France and Algeria: A History of Decolonization and Transformation
by Phillip C. Naylor
Gainesville: University of Florida Press, 2000. 457 pp. $49.95
Reviewed by Daniel Pipes
Middle East Quarterly
https://www.danielpipes.org/7/france-and-algeria-a-history-of-decolonization
Translations of this item:
Naylor, a talented historian at Marquette University, notes that the literature on these two countries makes it seem like their relationship ended in 1962. But not for him: his account starts then and traverses the next near-four decades, surveying the still-suffocatingly close post-colonial era.

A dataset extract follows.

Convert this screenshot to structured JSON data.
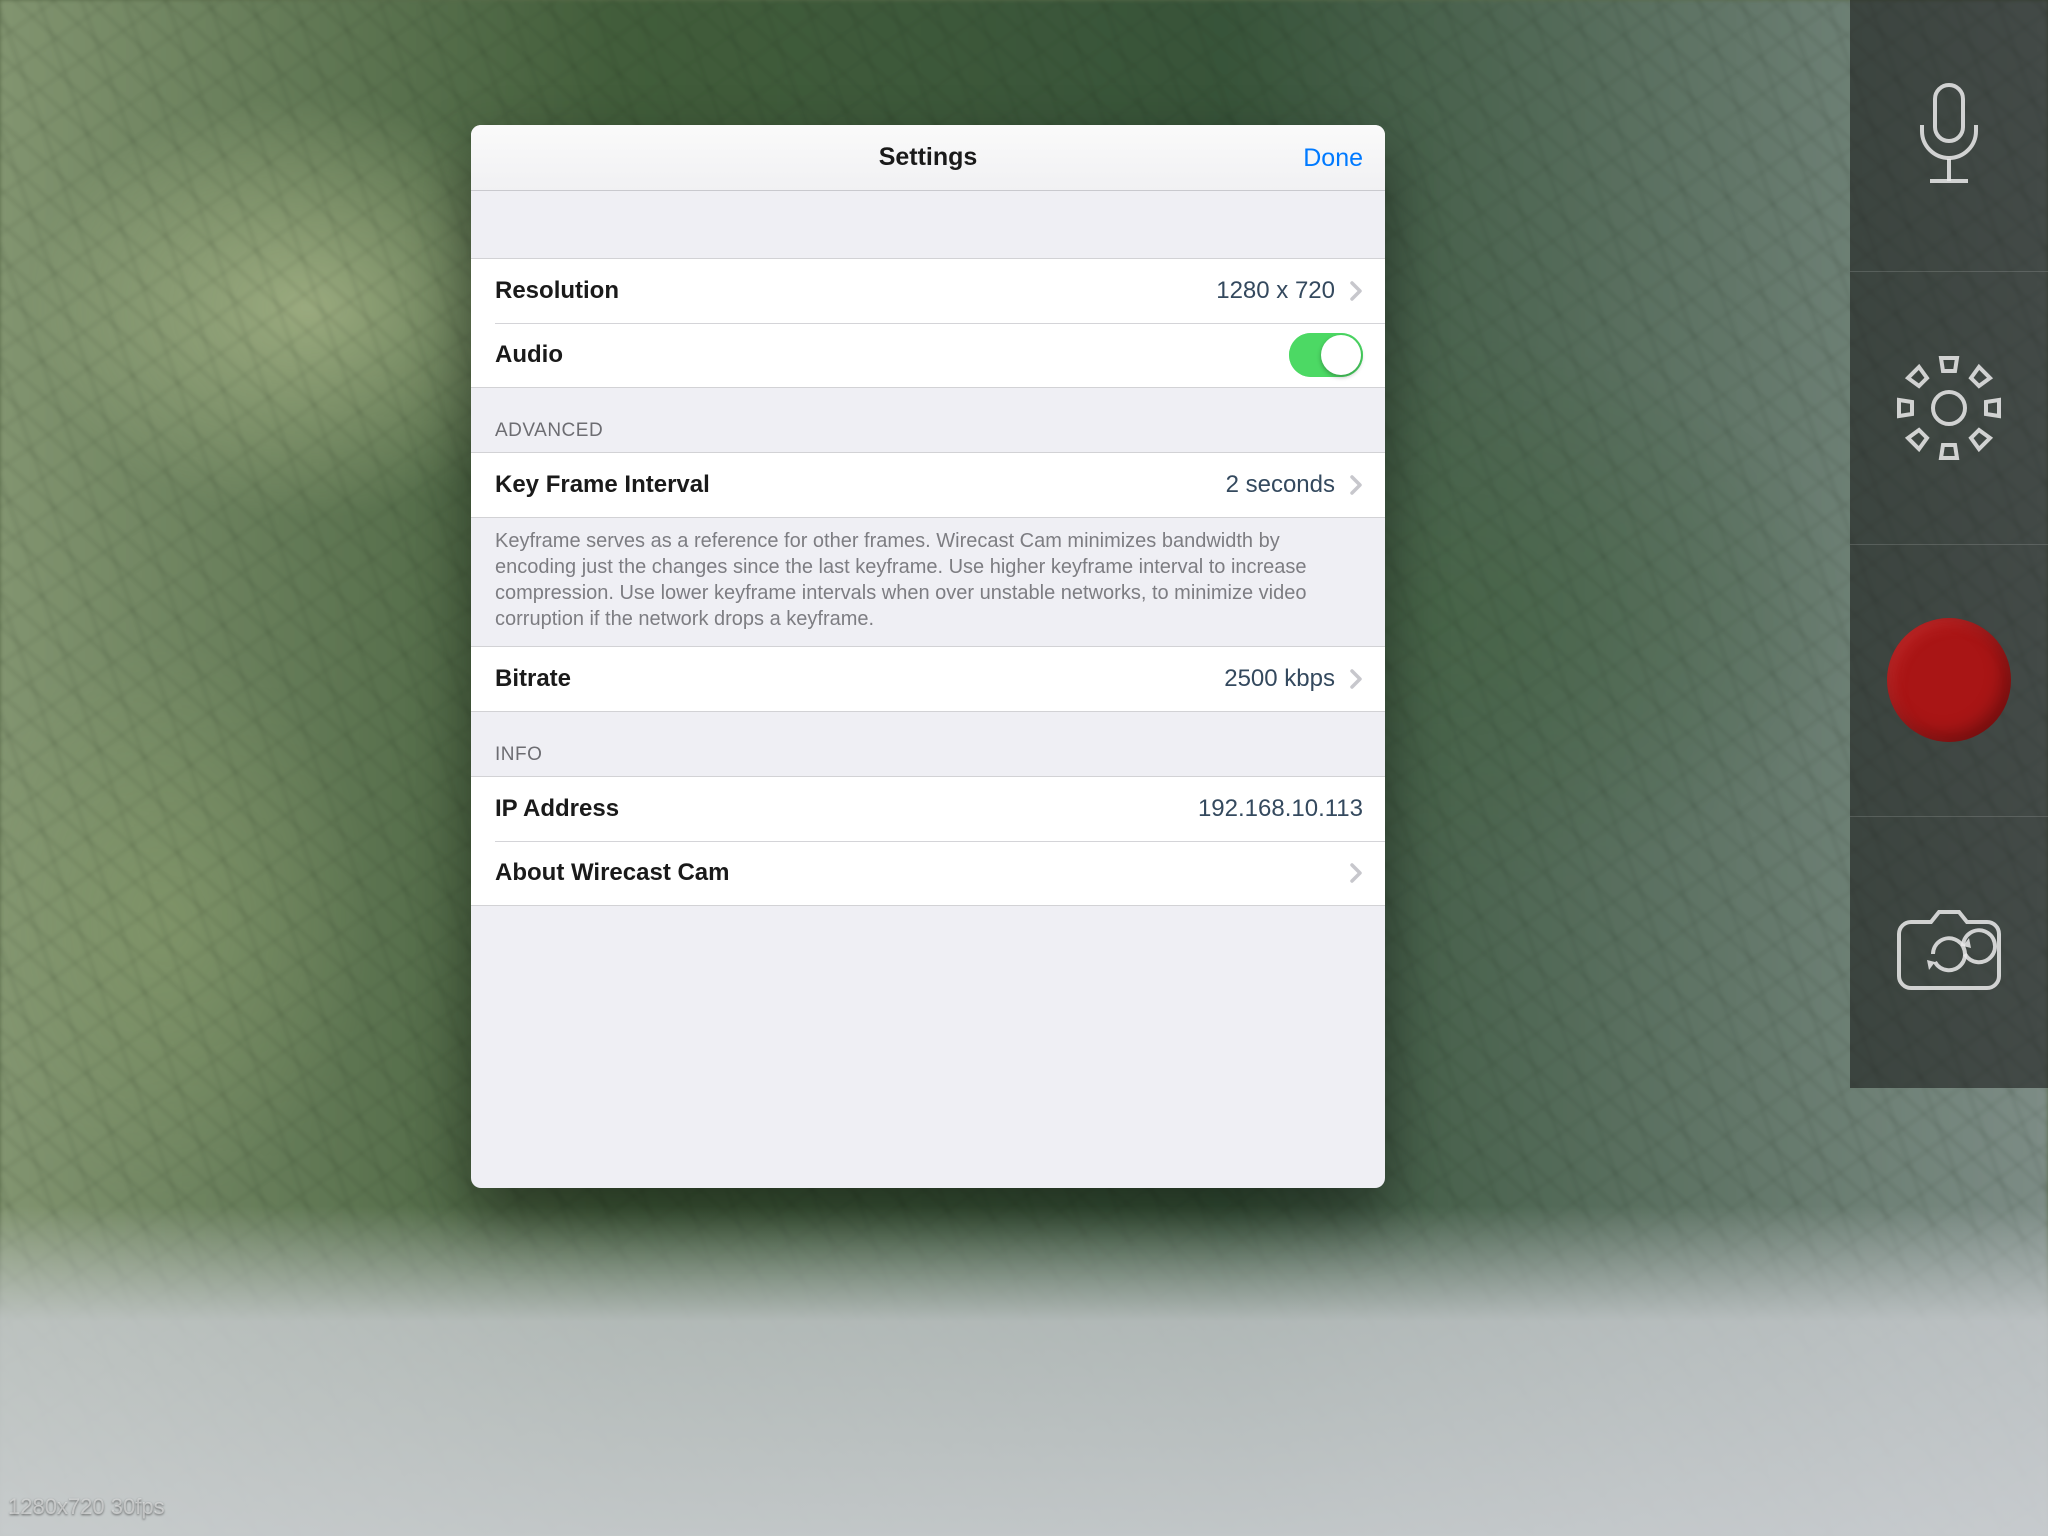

It seems that no matter how hard the two peoples try to disengage or normalize their relations, they are fated to be in each other's hair. In part, their connection is practical: Algeria provides oil and gas on the one hand, workers on the other; in turn, France provides aid, a market, an employer, and other sources of support. But the more interesting connection, the deeper one, is that concerning identity: to an amazing extent, the French sense of self remains defined by Algeria, to the point that the "second Algerian revolution" of 1988 caused a profound crisis of self in France too.
Naylor capably navigates the story and presents it in basically two parts: how France under Charles de Gaulle very capably came to terms with the first Algerian revolution; and how Franois Mitterrand and his successors have tried, with only partial success, to achieve this same adjustment a second time.